My mother worked as a waitress and cashier in a retaurant whose name I never knew, but she
says that the composer Victor Herbert was a steady customer, so it must have been in
Manhattan. My fasther came from dirt poor farmers the area of Belitza. The closest city
to make it onto the map was Kovno, sometimes in Russia, but mostly in Poland. He and his
siblings came to the US one at a time in the first decade of the twentieth century. A sage
and a scholar and an extremely smart and good man, he found work as a plumber and helped
lay the sewer line of Hartford Connecticut at what was then the princely sum of a dollar a day,
six days a week.He put his kid brother. Bernard, through the University of Michigan medical school.
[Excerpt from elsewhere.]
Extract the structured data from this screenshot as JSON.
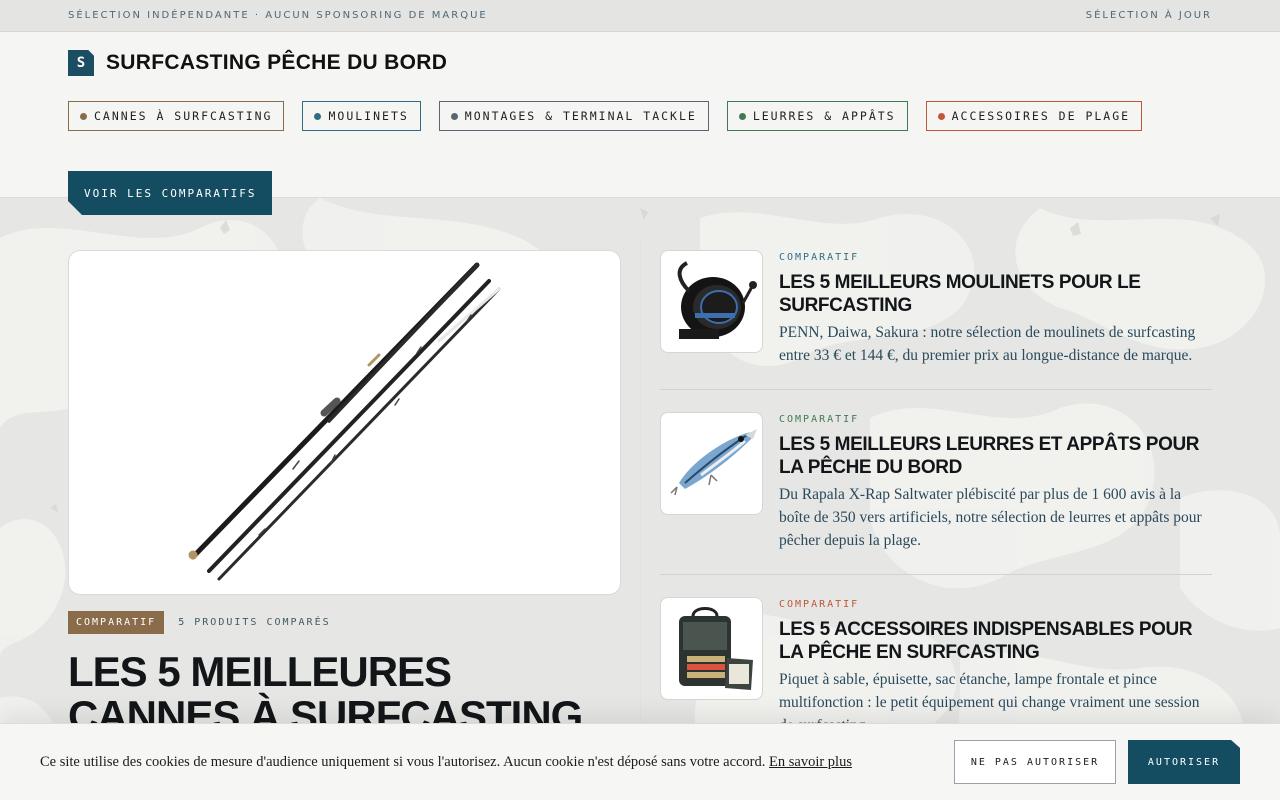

Days after we entered the First World War he enlisted in the 101st machine gun battalion of the 26th (Yankee) Division, along with many othrerrash youngsters, many of trhem undergraduates
at Yale and Trinity College, Hartford. When these aristocratic guys came as middle aged physicians
and attorneys and businessmen to conventions in Atlantic City, they often visited Bill Crane, who had
honeymooned in AC, and when my mother compared it favorably to Paradise, pulled up stakes
in New England and moved there. It was a boomtown, and Freddy (born in '22), and I (born in '26)
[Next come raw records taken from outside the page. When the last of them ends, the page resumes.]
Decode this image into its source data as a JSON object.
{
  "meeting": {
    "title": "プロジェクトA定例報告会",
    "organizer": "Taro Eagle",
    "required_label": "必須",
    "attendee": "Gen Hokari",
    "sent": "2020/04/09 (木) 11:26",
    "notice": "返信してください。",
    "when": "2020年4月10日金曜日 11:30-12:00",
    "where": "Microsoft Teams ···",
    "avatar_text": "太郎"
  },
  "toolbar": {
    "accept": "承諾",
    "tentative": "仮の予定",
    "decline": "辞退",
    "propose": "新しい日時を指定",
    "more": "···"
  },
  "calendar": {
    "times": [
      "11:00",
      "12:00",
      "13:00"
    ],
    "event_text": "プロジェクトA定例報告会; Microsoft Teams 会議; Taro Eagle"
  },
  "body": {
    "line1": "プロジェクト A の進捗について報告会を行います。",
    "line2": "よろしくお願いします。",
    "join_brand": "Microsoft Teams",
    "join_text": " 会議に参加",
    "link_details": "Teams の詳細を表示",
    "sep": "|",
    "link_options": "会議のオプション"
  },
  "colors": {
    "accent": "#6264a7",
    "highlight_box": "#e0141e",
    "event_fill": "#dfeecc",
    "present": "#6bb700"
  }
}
and Bobby (born in '28) all graduated from ACHS, and went on to snappy schools like MIT and Princeton, although none of us were as sharp as our parents, who never finished high school. Your
mom's great aunt Harriet left her 10,000 dollars for college, which bought her a Bachelor's from Penn
and a Master's from Chicago, two good schools. I don't have a BA but I had a war and I earned an MA
at Chicago in '50 and a PhD at Illinois (where I started teaching college) in '53.Somewhere in
there I attended Villanova, which was the luckiest break of my life, because I ran into your Mother
on a bus going from Philly to AC. We have four marvelous children, whose names I forget, plus
five grandchildren and a couple of beautiful greatgrandchildren, all of them really nice people. In
March we'll celebrate Mom's 80th birthday and our 58th anniversary. We'll probably buy a couple
of Big Macs to help celebrate the fact that we have helped populate this earth with some genuinely admirable folks.
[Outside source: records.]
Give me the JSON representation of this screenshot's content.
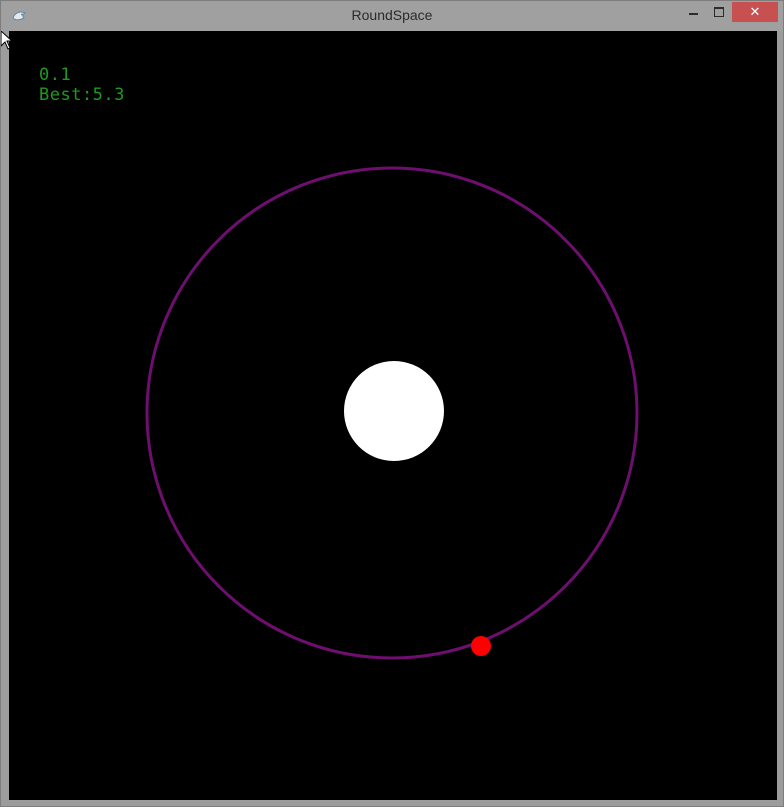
{
  "window": {
    "title": "RoundSpace",
    "icon": "app-icon",
    "controls": {
      "minimize_icon": "minimize-icon",
      "maximize_icon": "maximize-icon",
      "close_label": "✕"
    }
  },
  "hud": {
    "score": "0.1",
    "best": "Best:5.3"
  },
  "colors": {
    "background": "#000000",
    "orbit": "#6e0f70",
    "planet": "#ffffff",
    "player": "#ff0000",
    "hud_text": "#1f9a1f"
  }
}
My Dad's brothers were Harry, Bernard, and Max. Harry's children were Herbert (Skippy), who welcomed you and Beth to the Great Northwest, Sidney (Smokey), Florences (Flossie) and Miriam (Mitzi). Herb was a combat infantryman in Europe, Sid flew bombers in the Pacific. You went to a party at Flossie's house in Margate. You don't know Mitzi at all. Herb does a lot with opera in Portland. Bernard had two daughters, Phyllis (whom you've met) is a court stenographer in Portland, Ruthie is a
concert pianist and author and ex-professor in San Antonio. Her husband, Sam Friedberg, taught
for years at Duke Medical School. He was a navy doctor in the Korean war. Their son Michael was
an attending physician in El Paso when I went to see my brother Bobby for the last time. He's
pretty sharp. Max had one son, Milton Crane, who taught at Harvard, Hunter, Wm&Mary, Chicago,
and George Washington. He wrote a lot of books; I read only three, "The Roosevelt Era", "The
Sins of New York", and "Shakespeare's Prose," which ALL doctoral candidates in English have
to read. Milton was section chief in the OSS during the war, and consulted with the CIA up until his death.You and Jon visited hgim in DC in '73. His son John blows oboe with the NYU Philharmonic. His son Peter, an attorney, lives near you. (Seattle, Maybe.) Milton's wife Sibylle was a holocaust survivor and a genuine linguistic genius..I went to U of C because Milton was there. Mom went because
I was there. Montel can't use any of this but I thought you'd like to know. If you need more send
me specific questions.
I’m sure I’ll have more to add, personal reflections. Call me superstitious but I find it unsettling to speak dead of the ill.